The Astro-Primordial Black Hole Merger Rates: a Reappraisal
K. Kritos, V. De Luca, G. Franciolini, A. Kehagias, A. Riotto

TL;DR
This paper reevaluates the formation and merger rates of primordial black hole binaries in stellar clusters, proposing a new catalysis mechanism that could explain recent gravitational wave detections like GW190521.
Contribution
It introduces a novel catalysis channel involving exchange interactions for primordial black hole binary formation, addressing previous inefficiencies in merger rate predictions.
Findings
The new catalysis mechanism can produce merger rates consistent with GW190521.
Previous direct capture and three-body mechanisms are less efficient in forming merging binaries.

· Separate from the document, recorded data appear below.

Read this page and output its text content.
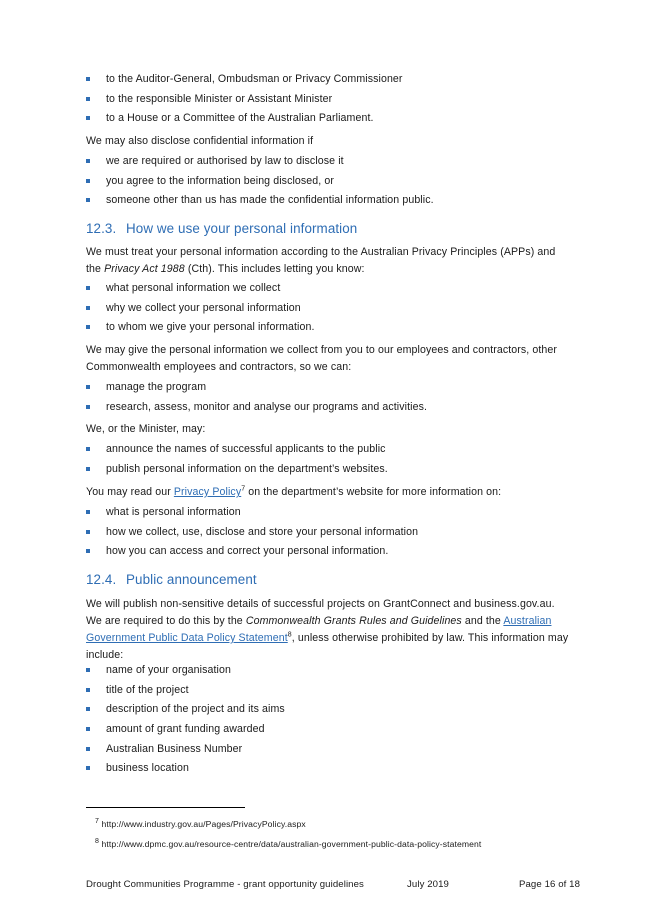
to the Auditor-General, Ombudsman or Privacy Commissioner
to the responsible Minister or Assistant Minister
to a House or a Committee of the Australian Parliament.
We may also disclose confidential information if
we are required or authorised by law to disclose it
you agree to the information being disclosed, or
someone other than us has made the confidential information public.
12.3. How we use your personal information
We must treat your personal information according to the Australian Privacy Principles (APPs) and the Privacy Act 1988 (Cth). This includes letting you know:
what personal information we collect
why we collect your personal information
to whom we give your personal information.
We may give the personal information we collect from you to our employees and contractors, other Commonwealth employees and contractors, so we can:
manage the program
research, assess, monitor and analyse our programs and activities.
We, or the Minister, may:
announce the names of successful applicants to the public
publish personal information on the department’s websites.
You may read our Privacy Policy$^7$ on the department’s website for more information on:
what is personal information
how we collect, use, disclose and store your personal information
how you can access and correct your personal information.
12.4. Public announcement
We will publish non-sensitive details of successful projects on GrantConnect and business.gov.au. We are required to do this by the Commonwealth Grants Rules and Guidelines and the Australian Government Public Data Policy Statement$^8$, unless otherwise prohibited by law. This information may include:
name of your organisation
title of the project
description of the project and its aims
amount of grant funding awarded
Australian Business Number
business location
$^7$ http://www.industry.gov.au/Pages/PrivacyPolicy.aspx
$^8$ http://www.dpmc.gov.au/resource-centre/data/australian-government-public-data-policy-statement
Drought Communities Programme - grant opportunity guidelines	July 2019	Page 16 of 18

A higher local overdensity of primordial black holes enhances the likelihood of mergers.
Abstract
Mainly motivated by the recent GW190521 mass gap event which we take as a benchmark point, we critically assess if binaries made of a primordial black hole and a black hole of astrophysical origin may form, merge in stellar clusters and reproduce the LIGO/Virgo detection rate. While two previously studied mechanisms -- the direct capture and the three body induced -- seem to be inefficient, we propose a new "catalysis" channel based on the idea that a subsequent chain of single-binary and binary-binary exchanges may lead to the formation of a high mass binary pairs and show that it may explain the recent GW190521 event if the local overdensity of primordial black holes in the globular cluster is larger than a few.